Auto, Di Maio: tavolo con costruttori e consumatori

Dopo le polemiche riguardo l’emendamento alla legge di Bilancio sulla tassazione delle auto, Luigi Di Maio tenta la mediazione: “Ho deciso di convocare un tavolo tecnico al ministero dello Sviluppo economico, per migliorare gli incentivi per l’auto elettrica, ibrida e a metano”, ha scritto il Vicepremier su Facebook. A Radio anch’io Matteo Salvini si dissocia dalla norma, intanto dicendosi “contrario ad ogni ipotesi di nuove tasse sull’auto che è già uno dei beni più tassati”.

Una nuova divergenza quindi in seno al governo con il tentativo di mediazione di Di Maio che precisa meglio i soggetti coinvolti al tavolo tecnico ministeriale. Il vicepremier grillino vuole dialogare “con i costruttori, a partire da Fca, e con le associazioni dei consumatori. Insieme troveremo la soluzione giusta per centrare due obiettivi: proteggere noi e i nostri figli dall’inquinamento, senza pesare sul portafogli”. Intanto mentre monta la polemica politica, la Cgia di Mestre ha quantificato in 50.000 i posti di lavoro a rischio a causa del rincaro delle tasse sulle auto a benzina e diesel. Senza dimenticare che anche l’Anfia si è pronunciata sul problema.

E anche il Codacons è pronto alla guerra legale contro qualsiasi nuova tassa sulle auto. L’associazione dei consumatori annuncia battaglia contro l’emendamento sulle auto: “non è possibile colpire ancora una volta gli automobilisti, che rappresentano la categoria di utenti più tartassata d’Italia. I governi che si sono succeduti negli ultimi anni hanno utilizzato gli automobilisti come “bancomat”, inserendo tasse a loro carico e aumentando le accise ogni volta che serviva reperire risorse economiche e trovare coperture finanziarie, e ancora una volta siamo in presenza di un emendamento teso a colpire unicamente tale categoria di cittadini.

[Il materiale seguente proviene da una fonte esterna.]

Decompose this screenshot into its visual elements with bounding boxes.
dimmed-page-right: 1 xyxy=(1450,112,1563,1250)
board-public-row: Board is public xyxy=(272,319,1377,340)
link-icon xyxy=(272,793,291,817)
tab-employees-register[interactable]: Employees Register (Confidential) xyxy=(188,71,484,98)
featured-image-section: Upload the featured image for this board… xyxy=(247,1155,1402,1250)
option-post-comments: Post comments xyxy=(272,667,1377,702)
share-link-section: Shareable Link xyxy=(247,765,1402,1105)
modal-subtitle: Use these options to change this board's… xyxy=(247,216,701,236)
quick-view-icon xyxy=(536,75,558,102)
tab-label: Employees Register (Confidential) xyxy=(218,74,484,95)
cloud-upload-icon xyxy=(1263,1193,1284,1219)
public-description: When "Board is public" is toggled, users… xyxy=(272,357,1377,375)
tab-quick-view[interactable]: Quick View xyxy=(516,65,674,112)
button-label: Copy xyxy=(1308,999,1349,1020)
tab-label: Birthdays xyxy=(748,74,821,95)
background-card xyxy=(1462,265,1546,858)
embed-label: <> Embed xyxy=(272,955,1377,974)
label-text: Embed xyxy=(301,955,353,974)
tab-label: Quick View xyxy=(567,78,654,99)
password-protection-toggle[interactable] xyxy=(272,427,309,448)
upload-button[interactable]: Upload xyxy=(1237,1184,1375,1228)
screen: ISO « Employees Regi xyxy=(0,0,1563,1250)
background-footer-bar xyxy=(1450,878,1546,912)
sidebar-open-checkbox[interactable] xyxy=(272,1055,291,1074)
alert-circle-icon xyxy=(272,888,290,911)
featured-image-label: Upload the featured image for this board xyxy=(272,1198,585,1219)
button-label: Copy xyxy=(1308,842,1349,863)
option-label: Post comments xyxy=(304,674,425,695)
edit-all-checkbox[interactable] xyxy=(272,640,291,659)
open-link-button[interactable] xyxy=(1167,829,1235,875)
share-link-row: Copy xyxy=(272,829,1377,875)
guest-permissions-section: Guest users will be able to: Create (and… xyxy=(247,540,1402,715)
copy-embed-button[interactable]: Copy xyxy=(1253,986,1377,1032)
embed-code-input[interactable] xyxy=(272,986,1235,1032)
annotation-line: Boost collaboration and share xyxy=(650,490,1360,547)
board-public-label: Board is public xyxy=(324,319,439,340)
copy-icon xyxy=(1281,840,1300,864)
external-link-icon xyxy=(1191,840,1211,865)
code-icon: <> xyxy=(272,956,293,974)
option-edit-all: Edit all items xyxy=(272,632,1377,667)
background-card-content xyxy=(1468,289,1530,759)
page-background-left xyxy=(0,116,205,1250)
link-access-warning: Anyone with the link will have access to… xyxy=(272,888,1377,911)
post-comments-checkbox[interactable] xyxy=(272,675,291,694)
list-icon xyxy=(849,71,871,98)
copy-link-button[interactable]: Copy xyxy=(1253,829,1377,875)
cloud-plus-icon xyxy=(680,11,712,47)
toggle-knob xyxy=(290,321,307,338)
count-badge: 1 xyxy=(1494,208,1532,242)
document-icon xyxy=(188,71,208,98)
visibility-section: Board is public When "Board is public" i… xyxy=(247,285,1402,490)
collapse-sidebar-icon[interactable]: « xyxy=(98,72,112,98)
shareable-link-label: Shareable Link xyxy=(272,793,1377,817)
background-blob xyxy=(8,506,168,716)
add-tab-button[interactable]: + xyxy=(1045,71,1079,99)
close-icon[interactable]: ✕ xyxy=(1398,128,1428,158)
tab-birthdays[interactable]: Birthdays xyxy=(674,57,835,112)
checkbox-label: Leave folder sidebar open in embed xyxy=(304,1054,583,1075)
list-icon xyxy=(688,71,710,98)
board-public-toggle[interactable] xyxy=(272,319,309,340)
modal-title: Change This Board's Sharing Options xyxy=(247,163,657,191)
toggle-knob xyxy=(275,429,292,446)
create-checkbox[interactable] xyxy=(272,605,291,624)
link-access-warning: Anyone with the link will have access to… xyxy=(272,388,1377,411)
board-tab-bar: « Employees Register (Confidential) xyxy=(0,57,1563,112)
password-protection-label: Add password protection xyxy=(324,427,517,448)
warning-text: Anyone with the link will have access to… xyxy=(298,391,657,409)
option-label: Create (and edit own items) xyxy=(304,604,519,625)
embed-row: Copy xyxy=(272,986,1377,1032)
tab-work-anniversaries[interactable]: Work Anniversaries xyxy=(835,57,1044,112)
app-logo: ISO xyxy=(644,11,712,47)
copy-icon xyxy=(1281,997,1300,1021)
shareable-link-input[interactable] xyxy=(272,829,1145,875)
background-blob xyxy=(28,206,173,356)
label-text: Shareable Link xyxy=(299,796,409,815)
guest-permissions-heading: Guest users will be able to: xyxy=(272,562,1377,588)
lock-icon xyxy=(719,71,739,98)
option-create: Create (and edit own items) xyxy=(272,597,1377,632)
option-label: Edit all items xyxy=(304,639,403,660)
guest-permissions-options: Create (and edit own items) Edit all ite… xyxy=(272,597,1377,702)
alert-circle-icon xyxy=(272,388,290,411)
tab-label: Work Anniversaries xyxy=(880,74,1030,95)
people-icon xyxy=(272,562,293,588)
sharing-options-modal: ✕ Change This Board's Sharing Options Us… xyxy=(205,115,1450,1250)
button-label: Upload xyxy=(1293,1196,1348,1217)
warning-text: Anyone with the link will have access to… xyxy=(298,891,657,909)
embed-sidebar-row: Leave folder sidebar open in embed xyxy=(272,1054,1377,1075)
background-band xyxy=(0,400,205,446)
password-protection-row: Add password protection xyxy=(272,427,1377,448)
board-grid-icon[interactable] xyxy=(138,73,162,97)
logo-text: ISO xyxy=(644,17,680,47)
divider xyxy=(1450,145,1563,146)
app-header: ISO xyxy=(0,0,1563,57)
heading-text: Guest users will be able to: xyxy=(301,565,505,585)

In tal senso la tassa sulle auto sarebbe incostituzionale perché introdurrebbe discriminazioni a danno di una sola tipologia di contribuenti e rappresenterebbe esclusivamente un sistema per fare cassa”.

“Non vogliamo assolutamente penalizzare le famiglie che oggi hanno difficoltà e a volte acquistano l’auto meno costosa col motore meno performante, come la ‘Pandarella’, come la chiama il ministro dell’Ambiente Costa, o la Punto”, si è difeso Di Maio su Facebook. Tanto meno si vuole “creare uno shock al mercato dell’auto in Italia, ai costruttori e ai lavoratori: chi può lo può dire meglio di me che sono di Pomigliano d’Arco, la mia città è cresciuta intorno a quella che fu l’Alfasud”.

La norma sulle auto, ha ricordato Di Maio, “è passata in legge di Bilancio così alla Camera, ma al Senato la possiamo migliorare ancora”. Quindi, ha concluso, il tavolo con i costruttori e i consumatori annunciato in precedenza verrà fatto “al più presto, perché la legge di Bilancio va al Senato la prossima settimana”.